La partita per rifondare l’Europa
Domenica sera a chi mandava sms di congratulazioni al team di Macron scrivendo «Vive la France», veniva risposto con il messaggio «Vive l’Europe». Risposta significativa: Macron ha vinto al primo turno delle elezioni francesi con un messaggio pro Europa senza ambiguità,un messaggio in cui la possibilità di progresso in Francia è legata al destino del progetto europeo. Strategia elettorale rischiosa di questi tempi, che però ha pagato. Macron nel discorso di domenica sera ha parlato di «rifondare l’Europa». Se dovesse vincere al secondo turno, cosa probabile, sarà importante capire cosa questo voglia dire per il futuro dell’area euro e per l’Italia in particolare. La prima osservazione è che qualsiasi proposta di rifondazione del progetto europeo debba fare i conti con un crescente malcontento. Anche in Francia, più del 40 per cento degli elettori si è espresso o contro l’Europa (chi ha votato per Le Pen) o per un’Europa impossibile (chi ha votato per Mélenchon). La seconda è che la Francia, nonostante abbia un forte potere negoziale, è un Paese debole e sicuramente il junior partner in un possibile asse franco-tedesco che si faccia promotore di tale proposta. La Francia ha bisogno di riforme, ma anche di politiche di inclusione sociale che proteggano chi in questi anni è stato marginalizzato e ha pagato il prezzo più alto della crisi, coloro che oggi fanno parte del 40%di euroscettici.

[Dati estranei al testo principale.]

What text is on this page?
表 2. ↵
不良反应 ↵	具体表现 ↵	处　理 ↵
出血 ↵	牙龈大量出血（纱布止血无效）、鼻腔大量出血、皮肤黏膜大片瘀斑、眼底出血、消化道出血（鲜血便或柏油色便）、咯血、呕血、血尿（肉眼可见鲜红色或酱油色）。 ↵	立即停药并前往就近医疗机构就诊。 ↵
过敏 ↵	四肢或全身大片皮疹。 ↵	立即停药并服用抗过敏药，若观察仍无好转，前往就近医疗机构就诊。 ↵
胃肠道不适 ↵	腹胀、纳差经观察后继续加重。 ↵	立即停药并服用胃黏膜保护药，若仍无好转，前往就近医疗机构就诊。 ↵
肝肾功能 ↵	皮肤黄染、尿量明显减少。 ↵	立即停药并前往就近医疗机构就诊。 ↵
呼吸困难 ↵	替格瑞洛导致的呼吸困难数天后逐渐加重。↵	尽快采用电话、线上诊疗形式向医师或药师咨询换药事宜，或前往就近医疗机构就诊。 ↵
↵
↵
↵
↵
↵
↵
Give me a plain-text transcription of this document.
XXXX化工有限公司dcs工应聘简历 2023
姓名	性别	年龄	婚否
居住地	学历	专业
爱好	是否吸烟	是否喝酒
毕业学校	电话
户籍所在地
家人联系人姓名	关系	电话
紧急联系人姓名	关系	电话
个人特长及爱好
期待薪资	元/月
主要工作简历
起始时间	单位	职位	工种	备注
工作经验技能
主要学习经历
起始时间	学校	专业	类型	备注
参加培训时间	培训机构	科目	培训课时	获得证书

Per questo motivo ha bisogno di un’Europa le cui regole permettano di accompagnare le riforme con un sostegno della domanda, inclusa quella pubblica. Un progetto di «rifondazione» dell’Unione, che necessariamente sarà guidato da un nuovo asse franco-tedesco, si dovrà quindi basare su un compromesso che veda un impegno della Francia sul terreno delle riforme in cambio di una maggiore tolleranza della Germania nella reinterpretazione delle regole economiche che governano la zona euro. Non mi aspetto niente di rivoluzionario. Immagino che, con saggezza, Macron non inizierà le trattative chiedendo la riforma dei Trattati (Roma, Maastricht e Lisbona) e l’abolizione delle regole fiscali. I Trattati non sono leggi qualsiasi e la scelta di cambiarli non può diventare terreno immediato di negoziazione. È ragionevole pensare che il primo passo sarà stabilire le basi politiche generali di una alleanza franco-tedesca. Su queste si potrà poi discutere la reinterpretazione delle regole dei Trattati e possibilmente, se ci saranno le condizioni, la loro riforma. Non scordiamoci che qualsiasi riforma dei Trattati che implichi una maggiore condivisione del rischio nell’eurozona, con aspetti anche redistributivi tra un Paese e l’altro, richiede un referendum e deve essere legittimato da una maggiore integrazione politica, auspicabile sì, ma le cui forme al momento non sono chiare e per la quale il sostegno popolare è perlomeno incerto.
Ipotizzando che l’alleanza politica si faccia sulle basi suggerite sopra e si cominci quindi un percorso, guidato da Francia e Germania, che veda una maggiore integrazione economica e politica dell’Unione, quale sarebbe il ruolo dell’Italia? L’Italia, come la Francia, ha bisogno di riforme. Non parlo solo di liberalizzazioni, ma di un ripensamento profondo del suo modello di sviluppo, di un patto con i cittadini che offra più opportunità a tutti e allo stesso tempo crei incentivi per sbloccare il nodo produttività-crescita. Come in Francia, non lo si può fare senza mettere «olio sulla ruota». Questo, nel nostro caso, richiederà un piano di stabilizzazione del debito pubblico più lento. Un piano che possa articolarsi al riparo dalle inquietudini dei mercati, in cambio di impegni quantificabili sull’agenda nazionale. Ciò significa anche dare al governo della moneta unica i mezzi per garantire una coerenza tra politica monetaria e politica di bilancio che alleggerisca il peso delle responsabilità della Bce.
L’Italia è troppo debole oggi per avere un ruolo di leadership in un progetto di rifondazione dell’Europa, ma ha una parte importante da giocare. La si può giocare se si smette di fare demagogia e si capisce che il progresso, da noi come in Francia, è indissolubilmente legato alla stabilità e alla coesione dell’Unione; se si capisce che bisogna uscire dalla logica che attribuisce tutti i nostri mali all’austerità e all’imperialismo vessatore dei tedeschi; se si riesce a stare sul doppio binario della politica nazionale e di quella europea. Un Paese fragile come il nostro, fuori o dentro l’Europa ha sovranità limitata. Dentro l’Europa, se dovesse riaprirsi un dialogo costruttivo che ci dia più spazio di azione in politica economica, avremmo una nuova opportunità. Sarebbe un peccato perderla.